Our Evenings

Critics love Alan Hollinghurst’s work. They receive every new novel with rapturous reviews. They applaud the elegance of his prose, the emotional precision of his observations, the brilliance of his characterizations, and celebrate him as the great chronicler of gay lives and experience in recent decades. His most recent novel, Our Evenings, has been greeted in very much the same vein, with some critics saying it is his best yet.

We meet Dave Win at the beginning of the novel looking back on his early life from the vantage point of middle age. With an English mother and an absent Burmese father, Dave’s dark skin makes him a target at a rural boarding school in postwar England. Dave is a scholarship boy of very limited means (his mother is a seamstress), and the beneficiary of a rich patron’s generosity. His school friends are well aware of his precocious intelligence and his relative poverty, and his status as the outsider looking on from the sidelines is confirmed as he moves to Oxford. He excels there as a student actor and, after university, drifts into acting jobs in television and theatre.

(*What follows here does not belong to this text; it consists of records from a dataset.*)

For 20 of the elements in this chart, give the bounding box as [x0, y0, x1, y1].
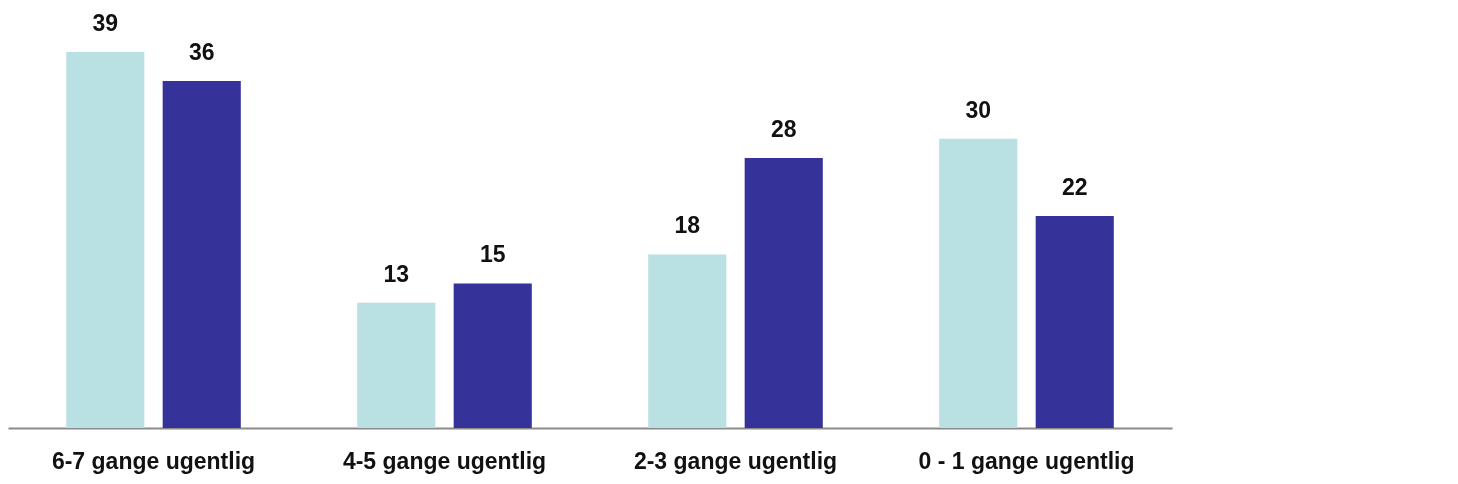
- bar: [744, 158, 823, 428]
- x-tick-label: 2-3 gange ugentlig: [633, 447, 838, 474]
- bar: [66, 52, 145, 428]
- data-label: 13: [383, 260, 410, 287]
- data-label: 22: [1061, 173, 1088, 200]
- bar: [648, 254, 727, 428]
- bar: [939, 138, 1018, 428]
- data-label: 36: [188, 38, 215, 65]
- data-label: 28: [770, 116, 797, 143]
- x-tick-label: 4-5 gange ugentlig: [342, 447, 547, 474]
- bar: [453, 283, 532, 428]
- x-tick-label: 6-7 gange ugentlig: [51, 447, 256, 474]
- data-label: 39: [92, 10, 119, 36]
- x-tick-label: 0 - 1 gange ugentlig: [918, 447, 1135, 474]
- bar: [162, 80, 241, 428]
- data-label: 15: [479, 241, 506, 268]
- bar: [357, 302, 436, 428]
- data-label: 30: [965, 96, 992, 123]
- bar: [1035, 215, 1114, 428]
- data-label: 18: [674, 212, 701, 239]
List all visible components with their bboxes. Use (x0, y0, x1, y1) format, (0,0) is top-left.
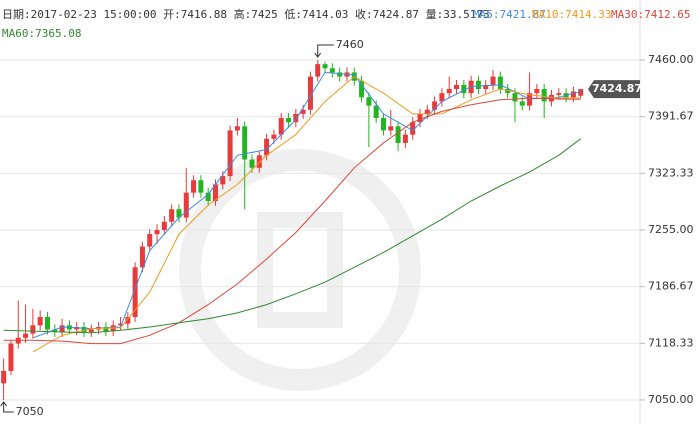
candle-body (380, 118, 386, 131)
annotation-arrow (0, 401, 14, 413)
candle-body (490, 76, 496, 85)
candle-body (125, 317, 131, 324)
candle-body (570, 91, 576, 98)
candle-body (23, 333, 29, 338)
candle-body (169, 209, 175, 222)
annotation-label: 7460 (336, 38, 364, 51)
candle-body (300, 109, 306, 114)
candle-body (212, 184, 218, 201)
ma-line (32, 71, 581, 339)
candle-body (205, 192, 211, 201)
legend-entry: MA5:7421.87 (473, 8, 546, 21)
candle-body (227, 130, 233, 177)
candle-body (366, 97, 372, 106)
candle-body (242, 126, 248, 160)
candle-body (424, 109, 430, 114)
candle-body (161, 221, 167, 230)
ma-line (3, 138, 582, 334)
candle-body (249, 159, 255, 168)
annotation-arrow (314, 44, 334, 58)
candle-body (556, 93, 562, 95)
candle-body (337, 72, 343, 77)
candle-body (256, 155, 262, 168)
candle-body (512, 93, 518, 102)
candle-body (578, 89, 584, 96)
candle-body (483, 84, 489, 90)
candle-body (315, 64, 321, 77)
candle-body (541, 89, 547, 102)
candle-body (1, 370, 7, 384)
y-tick-label: 7460.00 (648, 53, 694, 66)
y-tick-label: 7323.33 (648, 166, 694, 179)
y-tick-label: 7186.67 (648, 280, 694, 293)
candle-body (497, 76, 503, 90)
candle-body (293, 113, 299, 123)
y-tick-label: 7391.67 (648, 110, 694, 123)
candle-body (395, 126, 401, 143)
candle-body (402, 134, 408, 143)
candle-body (271, 134, 277, 139)
candle-body (278, 118, 284, 135)
y-tick-label: 7050.00 (648, 393, 694, 406)
candle-body (59, 325, 65, 332)
candle-body (103, 326, 109, 332)
annotation-label: 7050 (16, 405, 44, 418)
candle-body (461, 84, 467, 94)
candle-body (388, 126, 394, 131)
candle-body (88, 329, 94, 332)
price-tag (588, 80, 640, 99)
candle-body (183, 192, 189, 218)
candle-body (359, 80, 365, 98)
y-tick-label: 7118.33 (648, 336, 694, 349)
legend-entry: MA10:7414.33 (532, 8, 611, 21)
candle-body (37, 317, 43, 326)
header-info: 日期:2017-02-23 15:00:00 开:7416.88 高:7425 … (2, 7, 490, 21)
candle-body (154, 229, 160, 235)
candle-body (410, 122, 416, 135)
legend-entry: MA30:7412.65 (611, 8, 690, 21)
candle-body (439, 93, 445, 102)
candle-body (30, 325, 36, 334)
candle-body (307, 76, 313, 110)
candle-body (139, 246, 145, 268)
ma-line (3, 97, 581, 345)
candle-body (176, 209, 182, 218)
candle-body (44, 317, 50, 330)
candle-body (81, 326, 87, 332)
candle-body (519, 101, 525, 106)
candle-body (191, 180, 197, 193)
candle-body (132, 267, 138, 318)
legend-entry: MA60:7365.08 (2, 27, 81, 40)
watermark (179, 149, 421, 391)
candle-body (534, 89, 540, 94)
candle-body (417, 113, 423, 123)
candle-body (220, 176, 226, 185)
candle-body (454, 84, 460, 90)
ma-line (32, 75, 581, 353)
y-tick-label: 7255.00 (648, 223, 694, 236)
candle-body (475, 80, 481, 90)
candle-body (432, 101, 438, 110)
candle-body (446, 89, 452, 94)
candle-body (8, 343, 14, 371)
candle-body (118, 323, 124, 326)
candle-body (198, 180, 204, 193)
candle-body (286, 118, 292, 123)
candle-body (373, 105, 379, 119)
candle-body (505, 89, 511, 94)
candle-body (52, 329, 58, 332)
price-tag-label: 7424.87 (592, 82, 642, 95)
candle-body (234, 126, 240, 131)
candle-body (322, 64, 328, 69)
candle-body (329, 68, 335, 73)
candle-body (264, 138, 270, 156)
candle-body (147, 234, 153, 247)
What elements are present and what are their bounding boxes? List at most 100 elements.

I felt peculiarly detached from Our Evenings. It was easy to admire Hollinghurst’s style, but little here really engaged me, other than perhaps the touching portrayal of Dave’s love for his mother. I think that may be because so much of the ground felt well trodden by novelists of the past. The man, defined as an outsider by his race, skin color, social class, and sexuality, looking into, but never fully joining, the lives of his “betters” is a theme that many others have felt drawn to, and it takes some special ingredient to elevate it to somewhere that feels new and special. I could not detect or experience that ingredient and I closed the book at the end with a feeling of admiration but no real sense of immersion.